Included in the package with the lens was a very brief, line item description of what Nikon had done to our lens:


The adjustments and checks wouldn't themselves have resolved the issue. But replacing the Flexible Printed Circuit and the main board would have. The whole thing, plus return shipping came in just a bit under $300, about half what a new copy would have cost.


We took advantage of the service's email address to ask a few question about what exactly was wrong with the lens. And would continuing to operate it without the repair have somehow compromised optical quality.

Remember, we have another lens exhibiting the same symptoms so we were curious about whether it was worth it to send that one in as well or continue to use it in its hobbled state.

We were also concerned that this was some kind of design defect since it occurred to both copies.

Nikon replied, "The issue was caused by the VR FPC being cut and brush on main board not reading properly. As long as the lens is kept in good condition and not damaged there shouldn't be any future issues."

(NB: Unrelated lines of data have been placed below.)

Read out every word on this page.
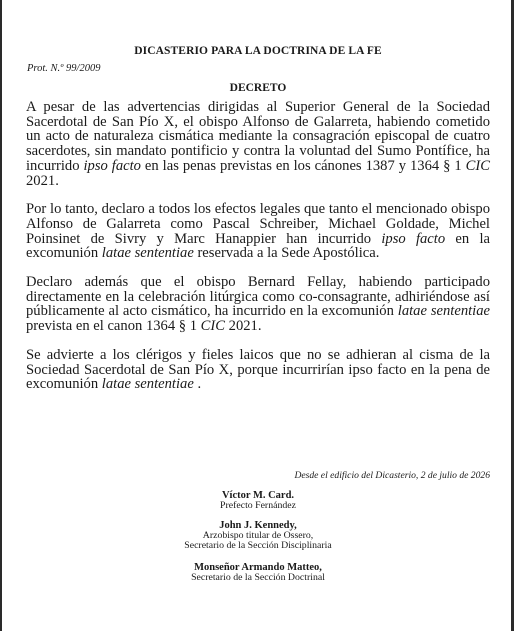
DICASTERIO PARA LA DOCTRINA DE LA FE
Prot. N.º 99/2009
DECRETO

A pesar de las advertencias dirigidas al Superior General de la Sociedad Sacerdotal de San Pío X, el obispo Alfonso de Galarreta, habiendo cometido un acto de naturaleza cismática mediante la consagración episcopal de cuatro sacerdotes, sin mandato pontificio y contra la voluntad del Sumo Pontífice, ha incurrido ipso facto en las penas previstas en los cánones 1387 y 1364 § 1 CIC 2021.

Por lo tanto, declaro a todos los efectos legales que tanto el mencionado obispo Alfonso de Galarreta como Pascal Schreiber, Michael Goldade, Michel Poinsinet de Sivry y Marc Hanappier han incurrido ipso facto en la excomunión latae sententiae reservada a la Sede Apostólica.

Declaro además que el obispo Bernard Fellay, habiendo participado directamente en la celebración litúrgica como co-consagrante, adhiriéndose así públicamente al acto cismático, ha incurrido en la excomunión latae sententiae prevista en el canon 1364 § 1 CIC 2021.

Se advierte a los clérigos y fieles laicos que no se adhieran al cisma de la Sociedad Sacerdotal de San Pío X, porque incurrirían ipso facto en la pena de excomunión latae sententiae .

Desde el edificio del Dicasterio, 2 de julio de 2026
Víctor M. Card.
Prefecto Fernández
John J. Kennedy,
Arzobispo titular de Ossero,
Secretario de la Sección Disciplinaria
Monseñor Armando Matteo,
Secretario de la Sección Doctrinal
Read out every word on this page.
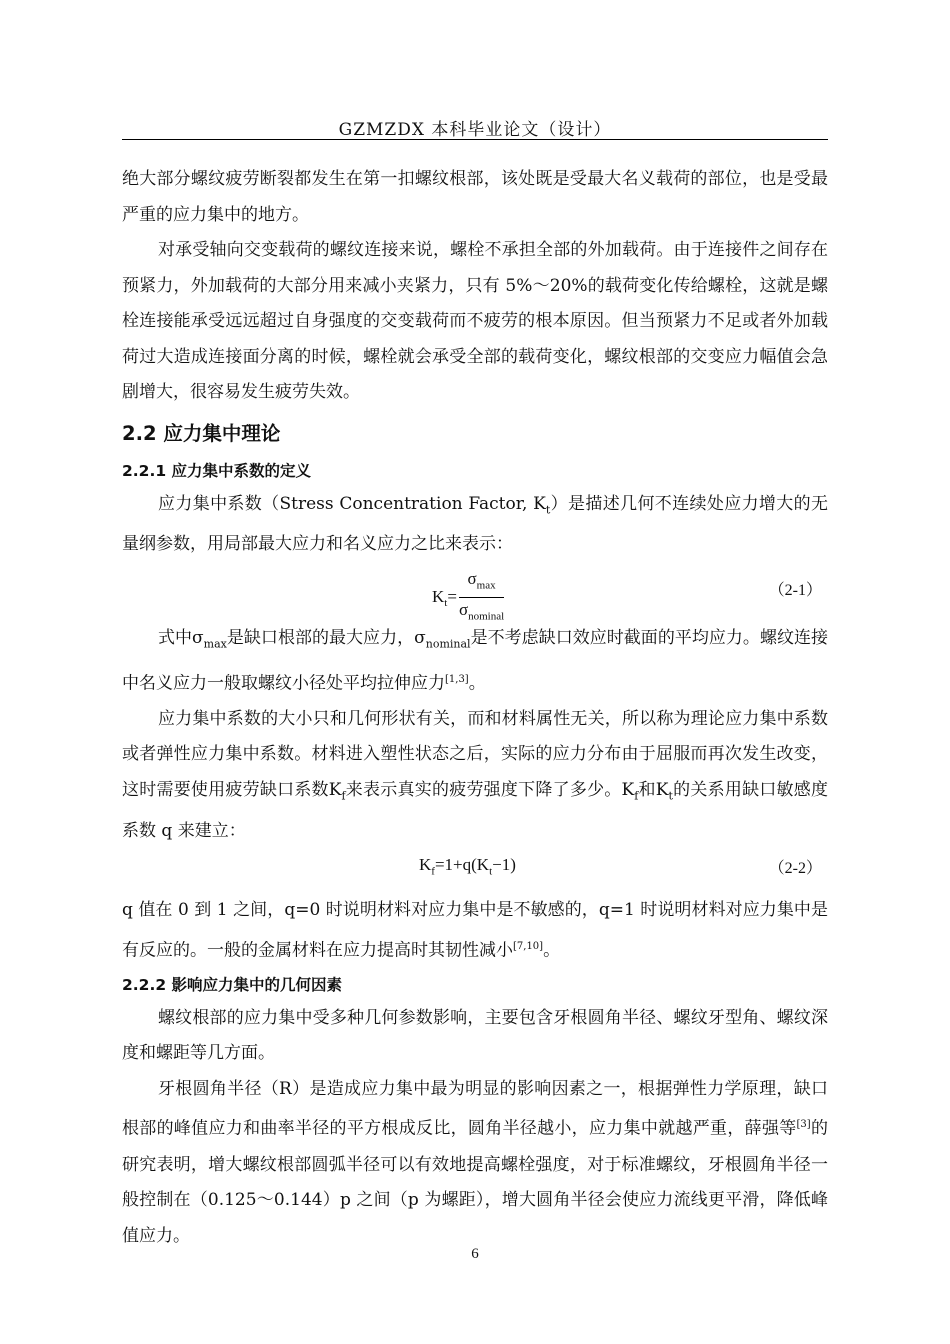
GZMZDX 本科毕业论文（设计）

绝大部分螺纹疲劳断裂都发生在第一扣螺纹根部，该处既是受最大名义载荷的部位，也是受最严重的应力集中的地方。

对承受轴向交变载荷的螺纹连接来说，螺栓不承担全部的外加载荷。由于连接件之间存在预紧力，外加载荷的大部分用来减小夹紧力，只有 5%～20%的载荷变化传给螺栓，这就是螺栓连接能承受远远超过自身强度的交变载荷而不疲劳的根本原因。但当预紧力不足或者外加载荷过大造成连接面分离的时候，螺栓就会承受全部的载荷变化，螺纹根部的交变应力幅值会急剧增大，很容易发生疲劳失效。

2.2 应力集中理论
2.2.1 应力集中系数的定义

应力集中系数（Stress Concentration Factor, $K_t$）是描述几何不连续处应力增大的无量纲参数，用局部最大应力和名义应力之比来表示：

$K_t= \frac{\sigma_{max}}{\sigma_{nominal}}$	（2-1）

式中$\sigma_{max}$是缺口根部的最大应力，$\sigma_{nominal}$是不考虑缺口效应时截面的平均应力。螺纹连接中名义应力一般取螺纹小径处平均拉伸应力[1,3]。

应力集中系数的大小只和几何形状有关，而和材料属性无关，所以称为理论应力集中系数或者弹性应力集中系数。材料进入塑性状态之后，实际的应力分布由于屈服而再次发生改变，这时需要使用疲劳缺口系数$K_f$来表示真实的疲劳强度下降了多少。$K_f$和$K_t$的关系用缺口敏感度系数 q 来建立：

$K_f=1+q(K_t-1)$	（2-2）

q 值在 0 到 1 之间，q=0 时说明材料对应力集中是不敏感的，q=1 时说明材料对应力集中是有反应的。一般的金属材料在应力提高时其韧性减小[7,10]。

2.2.2 影响应力集中的几何因素

螺纹根部的应力集中受多种几何参数影响，主要包含牙根圆角半径、螺纹牙型角、螺纹深度和螺距等几方面。

牙根圆角半径（R）是造成应力集中最为明显的影响因素之一，根据弹性力学原理，缺口根部的峰值应力和曲率半径的平方根成反比，圆角半径越小，应力集中就越严重，薛强等[3]的研究表明，增大螺纹根部圆弧半径可以有效地提高螺栓强度，对于标准螺纹，牙根圆角半径一般控制在（0.125～0.144）p 之间（p 为螺距），增大圆角半径会使应力流线更平滑，降低峰值应力。

6
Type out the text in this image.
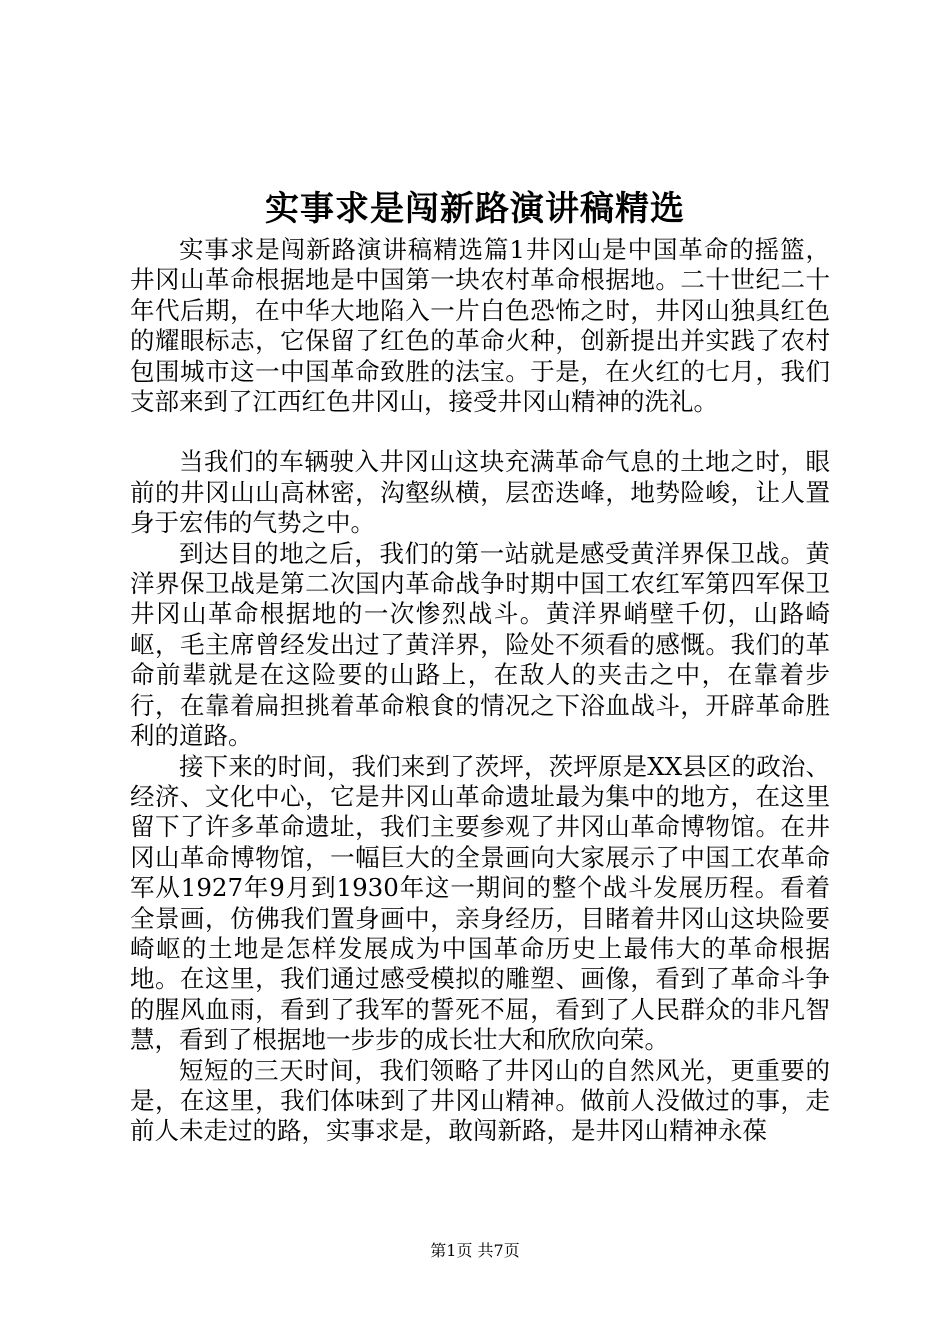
实事求是闯新路演讲稿精选

实事求是闯新路演讲稿精选篇1井冈山是中国革命的摇篮，井冈山革命根据地是中国第一块农村革命根据地。二十世纪二十年代后期，在中华大地陷入一片白色恐怖之时，井冈山独具红色的耀眼标志，它保留了红色的革命火种，创新提出并实践了农村包围城市这一中国革命致胜的法宝。于是，在火红的七月，我们支部来到了江西红色井冈山，接受井冈山精神的洗礼。

当我们的车辆驶入井冈山这块充满革命气息的土地之时，眼前的井冈山山高林密，沟壑纵横，层峦迭峰，地势险峻，让人置身于宏伟的气势之中。

到达目的地之后，我们的第一站就是感受黄洋界保卫战。黄洋界保卫战是第二次国内革命战争时期中国工农红军第四军保卫井冈山革命根据地的一次惨烈战斗。黄洋界峭壁千仞，山路崎岖，毛主席曾经发出过了黄洋界，险处不须看的感慨。我们的革命前辈就是在这险要的山路上，在敌人的夹击之中，在靠着步行，在靠着扁担挑着革命粮食的情况之下浴血战斗，开辟革命胜利的道路。

接下来的时间，我们来到了茨坪，茨坪原是XX县区的政治、经济、文化中心，它是井冈山革命遗址最为集中的地方，在这里留下了许多革命遗址，我们主要参观了井冈山革命博物馆。在井冈山革命博物馆，一幅巨大的全景画向大家展示了中国工农革命军从1927年9月到1930年这一期间的整个战斗发展历程。看着全景画，仿佛我们置身画中，亲身经历，目睹着井冈山这块险要崎岖的土地是怎样发展成为中国革命历史上最伟大的革命根据地。在这里，我们通过感受模拟的雕塑、画像，看到了革命斗争的腥风血雨，看到了我军的誓死不屈，看到了人民群众的非凡智慧，看到了根据地一步步的成长壮大和欣欣向荣。

短短的三天时间，我们领略了井冈山的自然风光，更重要的是，在这里，我们体味到了井冈山精神。做前人没做过的事，走前人未走过的路，实事求是，敢闯新路，是井冈山精神永葆

第1页 共7页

That was a little obscure to us, so we followed up with more precise questions and got a more precise answer:

The VR FPC (Flexible Printed Circuit) was cut, meaning the signal was not completed. This is effectively an electrical issue, same as the brush on the main board. This can be caused by a number of things, but given the recommendation by service is to keep the lens in good condition, it's likely just ensuring you regularly clean and maintain the lens. It's best to have a routine cleaning and maintenance every couple of years.

We've used both of these lenses regularly over 10 years, during which we've been very careful with them. The problem occurred spontaneously, not after any particular incident. There would be no user factor here.

But that data transmission problem isn's something incantations from the erudite forums on the Web would have fixed. Only a replacement cable and board could fix that.


We thought about this a moment and realized that almost every one of our autofocus lenses has failed. Both Olympus and Nikon (although not the lightly used Canon 18-55mm). It could just be that they do require routine maintenance to repair normal wear and tear on the ribbon cable.

None of our manual focus lenses without electronic interfaces (which are nearly 50 years old at this point) have ever required servicing. And are all still in regular use.

We're delighted to have our 18-200mm zoom back and behaving as expected. And we applaud Nikon's service department for its efficient order entry, prompt service and willingness to explain the details of the repair.

But we've learned to budget in a hefty percent of the cost of an electronic lens for maintenance.